Talvez por causa da omissão do ministro com relação ao nome de Volta Redonda, a prefeitura não comemorou o fato com pompas e circunstâncias. Soltou apenas um release à imprensa reafirmando como se dá o protocolo. Explicou também que o tratamento com nita-zoxanida é priorizado para pessoas acima de 40 anos com comorbidades (doenças que podem agravar o quadro da Covid-19) e os pacientes que fazem parte do grupo de risco, principalmente idosos e pessoas com doenças crônicas.

A secretária de Saúde, Flávia Lipke, orienta os pacientes que fazem parte do grupo de risco para a doença, principalmente os idosos e pessoas com doenças crônicas, a procurarem um dos polos de atendimento mais próximo de casa. “Ao notar os primeiros sintomas indicativos da doença, a pessoa deve procurar a unidade mais próxima da sua casa. É importante ressaltar que o tratamento precisa ter início logo nos primeiros dias dos sintomas característicos da Covid-19. Caso haja indicação para o tratamento com a nitazoxanida, o paciente recebe a medicação”, disse.

O estudo da professora Patrícia contou com 1,5 mil voluntários e foi iniciado após a comprovação de que o remédio funcionava contra o Sars-CoV-2 em laboratório. O medicamento foi administrado três vezes ao dia durante cinco dias para pacientes com sintomas iniciais. Diferente do que Migo-wski fez em Volta Redonda, Patrícia adotou o modelo chamado “duplo cego”. Isso significa que nem os voluntários e nem os médicos que participaram sabiam qual substância foi administrada nos pacientes: se foi o placebo ou a nitazoxanida.

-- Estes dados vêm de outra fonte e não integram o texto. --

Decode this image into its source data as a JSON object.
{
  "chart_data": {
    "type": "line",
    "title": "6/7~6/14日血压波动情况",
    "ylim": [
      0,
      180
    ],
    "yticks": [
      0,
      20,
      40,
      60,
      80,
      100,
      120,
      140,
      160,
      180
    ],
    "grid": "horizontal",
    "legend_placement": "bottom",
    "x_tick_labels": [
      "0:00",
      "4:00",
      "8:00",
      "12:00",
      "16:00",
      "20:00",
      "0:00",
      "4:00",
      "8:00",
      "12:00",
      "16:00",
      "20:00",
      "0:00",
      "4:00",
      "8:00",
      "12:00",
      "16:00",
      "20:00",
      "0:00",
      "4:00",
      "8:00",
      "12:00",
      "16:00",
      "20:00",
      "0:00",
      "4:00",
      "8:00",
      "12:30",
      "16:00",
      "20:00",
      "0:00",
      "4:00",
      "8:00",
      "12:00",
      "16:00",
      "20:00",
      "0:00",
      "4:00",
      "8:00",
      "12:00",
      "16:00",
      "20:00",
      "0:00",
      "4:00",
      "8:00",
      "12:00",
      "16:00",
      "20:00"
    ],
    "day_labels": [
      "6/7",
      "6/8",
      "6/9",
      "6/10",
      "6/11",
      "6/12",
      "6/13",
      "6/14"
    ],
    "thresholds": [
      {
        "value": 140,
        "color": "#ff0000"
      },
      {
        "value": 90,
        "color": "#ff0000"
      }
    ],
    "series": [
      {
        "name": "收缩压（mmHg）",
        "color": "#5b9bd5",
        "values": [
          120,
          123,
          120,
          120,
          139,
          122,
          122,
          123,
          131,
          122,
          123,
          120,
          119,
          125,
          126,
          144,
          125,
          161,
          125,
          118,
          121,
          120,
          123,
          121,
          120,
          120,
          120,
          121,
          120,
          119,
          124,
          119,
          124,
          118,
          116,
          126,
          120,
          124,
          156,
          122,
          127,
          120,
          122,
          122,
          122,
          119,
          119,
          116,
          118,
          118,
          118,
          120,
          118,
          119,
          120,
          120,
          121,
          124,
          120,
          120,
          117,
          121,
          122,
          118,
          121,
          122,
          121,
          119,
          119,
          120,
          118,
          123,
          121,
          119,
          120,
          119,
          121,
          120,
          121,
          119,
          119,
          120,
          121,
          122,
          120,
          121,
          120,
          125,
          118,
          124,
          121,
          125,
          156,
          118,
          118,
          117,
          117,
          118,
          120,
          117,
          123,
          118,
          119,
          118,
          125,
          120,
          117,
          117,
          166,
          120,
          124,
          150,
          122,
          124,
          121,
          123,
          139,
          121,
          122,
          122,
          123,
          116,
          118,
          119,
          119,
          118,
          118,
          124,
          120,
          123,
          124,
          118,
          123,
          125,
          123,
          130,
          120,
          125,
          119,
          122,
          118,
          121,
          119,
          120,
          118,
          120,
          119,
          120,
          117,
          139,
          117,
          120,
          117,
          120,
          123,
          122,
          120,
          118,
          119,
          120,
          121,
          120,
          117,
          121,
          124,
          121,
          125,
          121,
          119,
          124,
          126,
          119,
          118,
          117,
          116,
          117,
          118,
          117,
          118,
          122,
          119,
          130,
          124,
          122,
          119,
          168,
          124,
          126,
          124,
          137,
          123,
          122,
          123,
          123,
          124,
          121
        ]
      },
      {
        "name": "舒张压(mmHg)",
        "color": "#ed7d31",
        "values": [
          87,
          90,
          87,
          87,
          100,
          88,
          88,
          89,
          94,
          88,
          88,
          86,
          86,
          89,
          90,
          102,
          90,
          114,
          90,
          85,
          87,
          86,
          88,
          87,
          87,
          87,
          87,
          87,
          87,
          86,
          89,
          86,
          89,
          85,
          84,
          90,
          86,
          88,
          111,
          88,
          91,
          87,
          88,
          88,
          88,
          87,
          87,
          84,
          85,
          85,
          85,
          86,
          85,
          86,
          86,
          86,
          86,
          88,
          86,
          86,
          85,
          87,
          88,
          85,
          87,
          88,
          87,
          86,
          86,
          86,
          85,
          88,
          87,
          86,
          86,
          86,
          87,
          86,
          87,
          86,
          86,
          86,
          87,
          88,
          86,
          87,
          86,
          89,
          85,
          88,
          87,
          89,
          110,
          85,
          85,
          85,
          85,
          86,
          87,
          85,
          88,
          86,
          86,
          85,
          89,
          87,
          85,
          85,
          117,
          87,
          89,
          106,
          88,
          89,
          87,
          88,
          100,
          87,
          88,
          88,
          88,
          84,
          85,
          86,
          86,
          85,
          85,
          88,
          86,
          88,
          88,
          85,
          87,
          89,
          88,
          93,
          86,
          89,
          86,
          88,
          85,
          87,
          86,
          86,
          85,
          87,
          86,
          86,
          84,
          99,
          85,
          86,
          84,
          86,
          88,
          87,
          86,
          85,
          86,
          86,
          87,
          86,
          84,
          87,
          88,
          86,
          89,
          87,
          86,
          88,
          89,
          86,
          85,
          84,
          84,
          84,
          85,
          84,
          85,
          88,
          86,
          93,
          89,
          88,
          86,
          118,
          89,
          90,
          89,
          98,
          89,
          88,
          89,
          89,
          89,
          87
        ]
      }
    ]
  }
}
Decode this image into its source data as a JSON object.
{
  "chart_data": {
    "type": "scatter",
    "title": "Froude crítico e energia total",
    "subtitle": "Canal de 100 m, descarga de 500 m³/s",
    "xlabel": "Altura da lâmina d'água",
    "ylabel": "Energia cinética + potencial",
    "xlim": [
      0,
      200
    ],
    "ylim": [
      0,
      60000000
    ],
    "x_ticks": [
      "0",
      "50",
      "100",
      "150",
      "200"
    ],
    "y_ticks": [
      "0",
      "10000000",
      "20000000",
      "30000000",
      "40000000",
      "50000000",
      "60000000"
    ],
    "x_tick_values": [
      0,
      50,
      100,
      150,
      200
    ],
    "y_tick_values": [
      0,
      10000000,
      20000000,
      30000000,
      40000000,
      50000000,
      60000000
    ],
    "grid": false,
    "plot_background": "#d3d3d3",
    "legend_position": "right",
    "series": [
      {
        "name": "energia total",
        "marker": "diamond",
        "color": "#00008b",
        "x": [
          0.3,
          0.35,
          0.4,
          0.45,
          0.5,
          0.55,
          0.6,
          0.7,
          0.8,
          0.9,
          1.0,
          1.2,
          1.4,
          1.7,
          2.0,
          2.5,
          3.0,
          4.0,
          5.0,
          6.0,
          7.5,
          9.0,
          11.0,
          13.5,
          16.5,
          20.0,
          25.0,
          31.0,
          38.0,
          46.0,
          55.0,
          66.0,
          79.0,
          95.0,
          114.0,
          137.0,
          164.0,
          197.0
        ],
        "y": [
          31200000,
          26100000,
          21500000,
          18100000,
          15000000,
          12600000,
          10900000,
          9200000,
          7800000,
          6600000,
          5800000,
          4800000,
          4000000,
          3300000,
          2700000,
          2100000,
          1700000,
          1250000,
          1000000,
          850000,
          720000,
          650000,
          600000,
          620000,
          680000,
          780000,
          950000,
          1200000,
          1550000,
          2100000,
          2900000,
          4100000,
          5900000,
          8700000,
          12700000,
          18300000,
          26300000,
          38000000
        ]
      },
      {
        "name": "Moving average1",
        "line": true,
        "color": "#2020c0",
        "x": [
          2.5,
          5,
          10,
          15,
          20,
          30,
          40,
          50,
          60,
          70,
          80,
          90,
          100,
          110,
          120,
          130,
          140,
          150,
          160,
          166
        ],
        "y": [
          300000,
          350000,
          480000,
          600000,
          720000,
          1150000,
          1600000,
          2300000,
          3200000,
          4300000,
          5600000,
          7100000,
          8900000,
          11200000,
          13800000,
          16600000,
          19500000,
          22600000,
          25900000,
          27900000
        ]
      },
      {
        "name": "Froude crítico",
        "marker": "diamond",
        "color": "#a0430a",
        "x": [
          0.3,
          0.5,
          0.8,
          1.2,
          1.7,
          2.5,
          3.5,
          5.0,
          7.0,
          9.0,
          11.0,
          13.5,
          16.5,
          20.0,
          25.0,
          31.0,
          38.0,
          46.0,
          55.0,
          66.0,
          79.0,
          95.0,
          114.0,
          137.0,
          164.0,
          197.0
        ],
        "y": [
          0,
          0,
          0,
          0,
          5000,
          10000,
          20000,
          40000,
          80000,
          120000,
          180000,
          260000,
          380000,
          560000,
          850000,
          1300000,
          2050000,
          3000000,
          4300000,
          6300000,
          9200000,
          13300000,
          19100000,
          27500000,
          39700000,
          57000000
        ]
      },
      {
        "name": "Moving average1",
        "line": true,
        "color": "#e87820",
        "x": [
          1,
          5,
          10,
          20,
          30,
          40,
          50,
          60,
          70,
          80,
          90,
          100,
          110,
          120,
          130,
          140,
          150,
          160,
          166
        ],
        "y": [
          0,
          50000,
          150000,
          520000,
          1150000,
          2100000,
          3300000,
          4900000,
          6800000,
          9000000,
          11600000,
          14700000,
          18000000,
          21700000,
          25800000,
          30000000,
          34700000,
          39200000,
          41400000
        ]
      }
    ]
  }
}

Mas ainda é cedo para elevar o medicamento à condição de salvador da pátria. Isso porque a pesquisadora não apresentou os dados completos do estudo como, por exemplo, quantos receberam o medicamento, qual foi o percentual de eficácia apresentado, qual a diferença encontrada em relação ao grupo de controle. De acordo com ela, a pesquisa precisa continuar inédita pois será apresentada, em primeira mão, a uma revista científica. Quer os louros dos especialistas.

Nota da redação: O convênio que a prefeitura de Volta Redonda teria firmado com a UFRJ para fazer os testes com os voltarredondenses até hoje não foi apresentado à reportagem do aQui, como prometeu o prefeito Samuca Silva quando o jornal mostrou que a própria Universidade Federal do Rio de Janeiro ignorava as ações desenvolvidas pelo professor Edimilson Migo-wski na cidade do aço.